10. TrustRank, Recommendation Systems, Social Network Graph Analysis

PageRank

Spark Matrix Encoding

Encode the spark matrix using only non-zero entries - most pages will only have a few links. Hence, store as an adjacency list, storing the source page, out-degree, and a list of destination pages.

Assume there is enough RAM to fit rank vector $r^{new}$ into memory and store $r^{new}$ and $M$ on disk.

Power-Iteration

Initialize of entries of $r^{new}$ to $\frac{1 - \beta}{N}$ . For each page $i$ with out-degree $d_i$ , read into memory $d_i$ , $r^{old}(i)$ and out-links $dest_{1 \dots d_i}$

For $j = 1 \dots d_i$ : $$ r^{new}(dest_j) \mathrel{{+}{=}} \beta \cdot \frac{r^{old}(i)}{d_i} $$ In each iteration, $r^{old}$ and $M$ must be read and $r^{new}$ written to disk. Hence, each iteration is $2|r| + |m|$ .

Topic-Specific PageRank

Teleport can go to:

Standard PageRank; to avoid dead-ends and spider-traps
Topic-specific PageRank: a topic-specific set of ‘relevant’ pages

Bias the random walk:

When the walker teleports, page a page from set $S$ which contains only pages relevant to the topic
- Each teleport set $S$ gives a different vector $r_s$

The user got bored of the page they were on, then went to a page on the same topic, not a completely random page.

Web Spam

Boosting a page’s position in search engine results.

Early spam: Term Spam

Add the word ‘movie’ 1000 times in invisible text
Copy text from top result for the term ‘movie’

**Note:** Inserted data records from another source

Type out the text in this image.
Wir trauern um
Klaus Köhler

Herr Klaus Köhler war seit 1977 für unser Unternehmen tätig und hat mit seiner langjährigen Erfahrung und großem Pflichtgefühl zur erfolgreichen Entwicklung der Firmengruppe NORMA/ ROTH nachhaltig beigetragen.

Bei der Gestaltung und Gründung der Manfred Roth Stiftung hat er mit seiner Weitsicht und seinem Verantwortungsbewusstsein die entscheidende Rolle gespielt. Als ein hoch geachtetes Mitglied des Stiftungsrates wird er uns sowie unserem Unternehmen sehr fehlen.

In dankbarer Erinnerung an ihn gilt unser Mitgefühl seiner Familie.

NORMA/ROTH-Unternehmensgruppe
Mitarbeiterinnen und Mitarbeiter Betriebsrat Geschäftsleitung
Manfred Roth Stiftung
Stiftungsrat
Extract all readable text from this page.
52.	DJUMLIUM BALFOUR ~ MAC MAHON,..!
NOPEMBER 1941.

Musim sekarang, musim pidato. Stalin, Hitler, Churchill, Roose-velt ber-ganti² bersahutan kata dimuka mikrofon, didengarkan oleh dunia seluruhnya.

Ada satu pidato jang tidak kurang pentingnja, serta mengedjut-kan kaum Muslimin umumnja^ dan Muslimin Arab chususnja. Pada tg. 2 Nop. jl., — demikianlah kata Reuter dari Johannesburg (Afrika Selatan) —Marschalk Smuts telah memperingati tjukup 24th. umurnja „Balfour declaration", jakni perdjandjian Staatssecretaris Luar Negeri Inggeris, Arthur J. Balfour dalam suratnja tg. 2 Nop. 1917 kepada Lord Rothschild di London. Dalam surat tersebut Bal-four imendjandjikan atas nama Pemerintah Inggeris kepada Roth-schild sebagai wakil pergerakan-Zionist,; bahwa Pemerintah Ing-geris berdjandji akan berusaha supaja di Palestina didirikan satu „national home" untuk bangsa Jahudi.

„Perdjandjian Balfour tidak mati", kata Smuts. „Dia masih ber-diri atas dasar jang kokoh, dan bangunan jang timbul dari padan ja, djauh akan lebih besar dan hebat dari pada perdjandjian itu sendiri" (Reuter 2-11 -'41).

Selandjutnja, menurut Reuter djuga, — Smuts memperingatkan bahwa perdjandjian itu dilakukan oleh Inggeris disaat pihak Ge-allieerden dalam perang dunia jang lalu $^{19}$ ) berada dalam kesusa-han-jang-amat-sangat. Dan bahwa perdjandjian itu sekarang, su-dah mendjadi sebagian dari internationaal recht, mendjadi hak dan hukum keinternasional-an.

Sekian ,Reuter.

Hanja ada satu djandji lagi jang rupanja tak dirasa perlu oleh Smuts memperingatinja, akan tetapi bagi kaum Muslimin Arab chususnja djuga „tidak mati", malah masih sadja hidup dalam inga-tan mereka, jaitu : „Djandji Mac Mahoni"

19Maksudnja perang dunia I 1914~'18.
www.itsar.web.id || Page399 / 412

Solution: use words in the anchor text of an incoming link and around it; hard to control who links to your page.

This solution allows communities to boost results to a specific page for any topic, even if the page itself never has that term in it.

Round Two: Spam Farms and TrustRank

A way to concentrate PageRank onto a single page.

Spammer has access to some pages e.g. forums; make post with link to target page $t$ .

Target page $t$ and pages that are owned by the spammer link to each other.

To combat term spam, we can analyze text with statistical methods (similar to email spam filtering).

TrustRank

To combat link spam, we can detect and blacklist structures that look like spam farms.

In addition, we can have a topic-specific PageRank with a set of trusted pages as the teleport set. This is TrustRank.

The core idea is that of approximate isolation; a trusted page is unlikely to point to a spam page. Hence, the closer a page is to a trusted page, the more it will be trusted itself.

TrustRank uses a list of trusted domains (e.g. .edu domains) that are the entry point to the simulation; this is done manually by a human, called an oracle, and hence is usually small to reduce costs.

Topic-specific PageRank forces teleportation to only send you to pages within the topic set. A similar idea is done for TrustRank, only allowing teleportation to the human-curated trusted set (on the given topic).

Recommendation Systems

Self space is a scarce commodity: this forces retailers to stock the products that appeal to the largest portion of the customer base.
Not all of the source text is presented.